Global ethylene, propylene and butadiene markets are changing;
– New large ethane-based ethylene plants are being commissioned in the USA. Will low ethane costs promote new terminal capacity and greater US ethylene exports?
– China continues to add propylene capacity through PDH and coal/methane based ethylene/propylene plants. Will these make propylene cheap enough to displace some of China’s propylene imports?
– European olefin production is likely to be squeezed, creating ethylene – and possibly propylene – import opportunities and decreasing butadiene export potential.
– In addition, there has been significant investment in large ethylene-capable vessels. NGLStrategy’s new multi-client study looks at these developments and presents its view on how global petchem gas trade will evolve to 2025 and how this will impact petchem gas shipping. It will provide companies with a basis for investment decisions and forming new strategies.
A fresh look at future seaborne petchem gas trade
New plants/bigger ships, potential for expanding trade
With new ethane-based ethylene capacity being added in the US Gulf, is there justification for new ethylene terminal capacity to supply US ethylene to Europe and Asia? Will it be cheaper for Europe to import ethylene than make it locally?
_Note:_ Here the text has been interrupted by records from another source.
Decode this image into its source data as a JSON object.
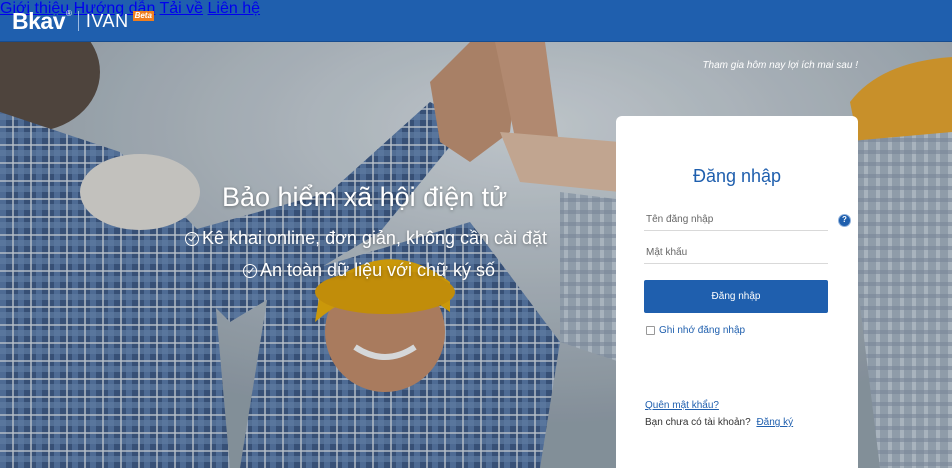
{
  "brand": {
    "logo": "Bkav",
    "registered": "®",
    "product": "IVAN",
    "badge": "Beta"
  },
  "nav": {
    "items": [
      "Giới thiệu",
      "Hướng dẫn",
      "Tải về",
      "Liên hệ"
    ]
  },
  "hero": {
    "tagline": "Tham gia hôm nay lợi ích mai sau !",
    "title": "Bảo hiểm xã hội điện tử",
    "features": [
      "Kê khai online, đơn giản, không cần cài đặt",
      "An toàn dữ liệu với chữ ký số"
    ]
  },
  "login": {
    "title": "Đăng nhập",
    "username_placeholder": "Tên đăng nhập",
    "password_placeholder": "Mật khẩu",
    "help": "?",
    "submit_label": "Đăng nhập",
    "remember_label": "Ghi nhớ đăng nhập",
    "forgot_label": "Quên mật khẩu?",
    "no_account_text": "Bạn chưa có tài khoản?",
    "signup_label": "Đăng ký"
  },
  "colors": {
    "primary": "#1f5fae",
    "beta_badge": "#f07e1d"
  }
}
Will new Chinese capacity stunt propylene trade? As more propylene is produced in China from PDH and CTO/ MTO/MTP will propylene trade with China diminish? Will it be cheaper to import propylene or make it in China?
Is Europe’s role in butadiene trade about to diminish? If European ethylene production from naphtha declines and less butadiene is made, how will global markets cope with the loss of butadiene from its major supplier?
PETCHEM GAS SHIPPING
What will be the impact in shipping? Given the addition of larger ethylene-capable ships to the fleet, what will be the impact of changes in petchem gas trade on trade routes and the vessels used?